Ein paar Details, die veranschaulichen, warum dieser Entwurf die Urheberinnen und Urheber weitgehend stärkt, möchte ich schon noch nennen. Ich nenne den Grundsatz der angemessenen und verhältnismäßigen Vergütung, welchen wir in dieses Reformvorhaben reingeschrieben haben. Ein Vertragsanpassungsmechanismus bei unerwartetem Erfolg – das wurde schon erwähnt – ist eben dieser sogenannte Bestsellergrundsatz. Es gibt Auskunftsansprüche über die Verwertung von Werken und auch das Recht zur anderweitigen Verwertung bei langer Verfahrensdauer. Damit geben wir den UrheberInnen, den Künstlerinnen und Künstlern und ihren Vertragspartnern aus der Kreativwirtschaft endlich die Werkzeuge in die Hand, die sie brauchen, um faire Standards weiterentwickeln zu können. (Beifall bei den Grünen und bei Abgeordneten der ÖVP.)
Meine Damen und Herren, wie Sie sehen, handelt es sich bei diesem Gesetz um ein wirklich umfangreiches, komplexes und modernes Gesetzeswerk, mit dem das Urheberrecht ins digitale Zeitalter überführt wird.
Ich möchte diese Zeit auch nutzen, um mich wirklich bei allen zu bedanken, die an dieser Novelle mitgewirkt haben, denn es waren sehr, sehr viele Stakeholderinnen und Stakeholder eingebunden.
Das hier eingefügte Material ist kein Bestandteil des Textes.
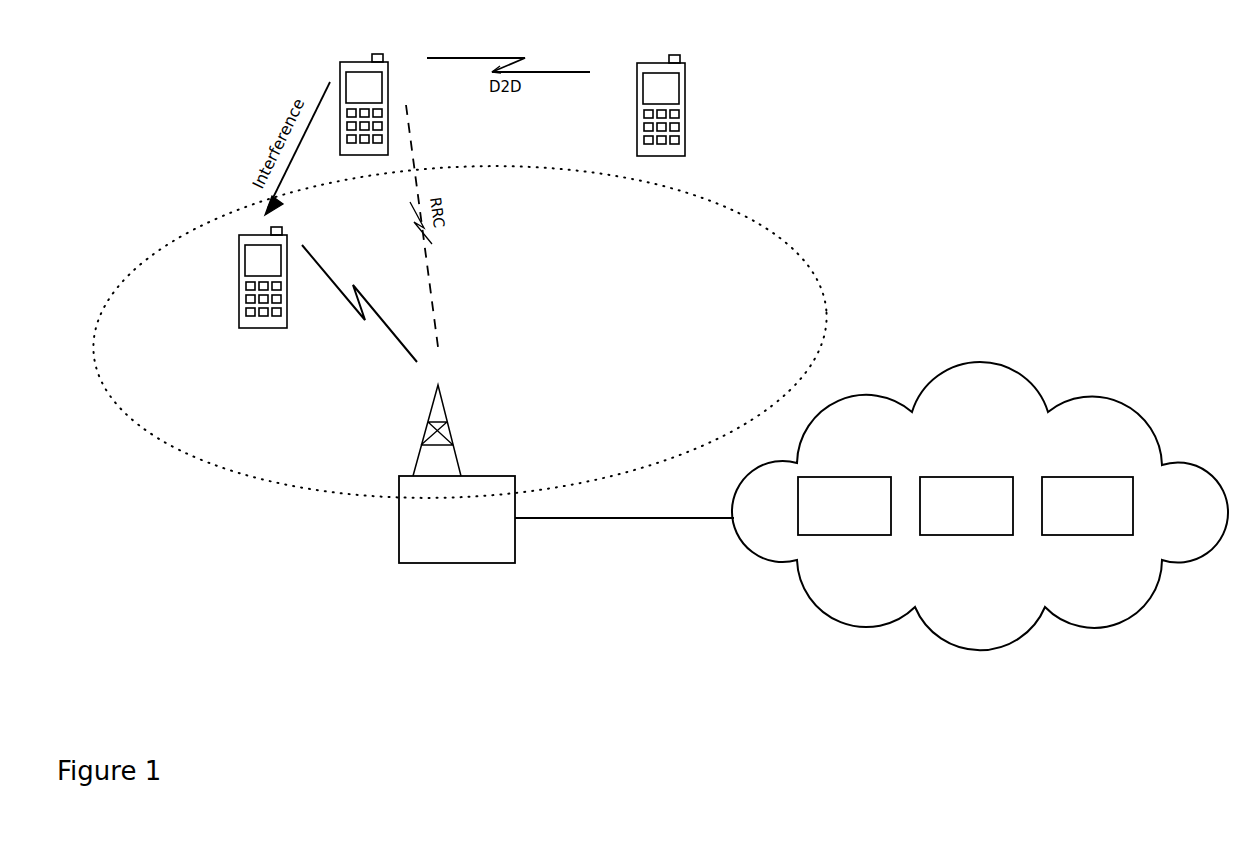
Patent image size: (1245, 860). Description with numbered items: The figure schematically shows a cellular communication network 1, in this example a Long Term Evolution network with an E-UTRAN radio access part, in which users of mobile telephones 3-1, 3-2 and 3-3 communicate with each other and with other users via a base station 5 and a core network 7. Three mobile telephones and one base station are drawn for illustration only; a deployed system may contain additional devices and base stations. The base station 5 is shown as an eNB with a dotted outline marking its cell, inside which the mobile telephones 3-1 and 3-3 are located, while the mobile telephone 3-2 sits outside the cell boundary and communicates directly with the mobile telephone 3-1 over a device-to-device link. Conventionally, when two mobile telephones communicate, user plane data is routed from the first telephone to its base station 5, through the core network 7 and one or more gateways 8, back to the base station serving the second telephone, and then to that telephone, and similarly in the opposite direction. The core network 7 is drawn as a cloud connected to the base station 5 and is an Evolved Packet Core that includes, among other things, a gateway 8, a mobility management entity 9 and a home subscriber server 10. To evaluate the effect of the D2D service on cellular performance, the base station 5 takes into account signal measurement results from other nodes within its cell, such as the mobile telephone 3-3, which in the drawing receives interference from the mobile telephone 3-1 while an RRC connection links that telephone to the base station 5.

The cellular communication network 1 is at (983, 210).
The mobile telephone 3-1 is at (360, 62).
The mobile telephone 3-2 is at (650, 63).
The mobile telephone 3-3 is at (240, 245).
The base station 5 is at (490, 476).
The core network 7 is at (1157, 428).
The gateway 8 is at (942, 478).
The mobility management entity 9 is at (821, 477).
The home subscriber server 10 is at (1065, 478).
Allen voran möchte ich mich bei Sektionschef Kathrein und Abteilungsleiter Auinger bedanken, die über Monate hinweg in stundenlangen Verhandlungen gesessen sind, um eine gute Lösung und eine gute Regelung zu finden. Besonders bedanken möchte ich mich auch bei Abgeordneter Blimlinger, die mir bei sehr vielen Gesprächen intensiv und konstruktiv zur Seite gestanden ist. – Vielen Dank und ich hoffe auf breite Zustimmung. (Beifall bei den Grünen und bei Abgeordneten der ÖVP.)
19.27
Präsident Ing. Norbert Hofer: Zu Wort ist dazu nun niemand mehr gemeldet. Die Debatte ist geschlossen.
Wünscht die Frau Berichterstatterin ein Schlusswort? – Das ist nicht der Fall.
Wie vereinbart verlege ich die Abstimmungen an den Schluss der Verhandlungen über die Vorlagen des Justizausschusses und fahre in der Erledigung der Tagesordnung fort.
Bericht des Justizausschusses über die Regierungsvorlage (1170 d.B.): Bundesgesetz, mit dem das Kraftfahrzeug-Haftpflichtversicherungsgesetz 1994, das Eisenbahn- und Kraftfahrzeughaftpflichtgesetz, das Gaswirtschaftsgesetz 2011, das Reichshaftpflichtgesetz und das Rohrleitungsgesetz geändert werden (Mindestversicherungssummen-Valorisierungsgesetz 2021 – MinVersValG 2021) (1258 d.B.)
Präsident Ing. Norbert Hofer: Wir kommen nun zum 34. Punkt der Tagesordnung.
Auf eine mündliche Berichterstattung wurde verzichtet.
Zu Wort gemeldet ist Frau Kollegin Petra Bayr. – Bitte, Frau Abgeordnete.
Abgeordnete Petra Bayr, MA MLS (SPÖ): „Wir Wilhelm, von Gottes Gnaden Deutscher Kaiser, König von Preußen ec. verordnen im Namen des Deutschen Reichs, nach erfolgter Zustimmung des Bundesrathes und des Reichstages, was folgt“ – geh bitte, geh bitte impfen! (Beifall bei Abgeordneten der SPÖ sowie des Abg. Jakob Schwarz.)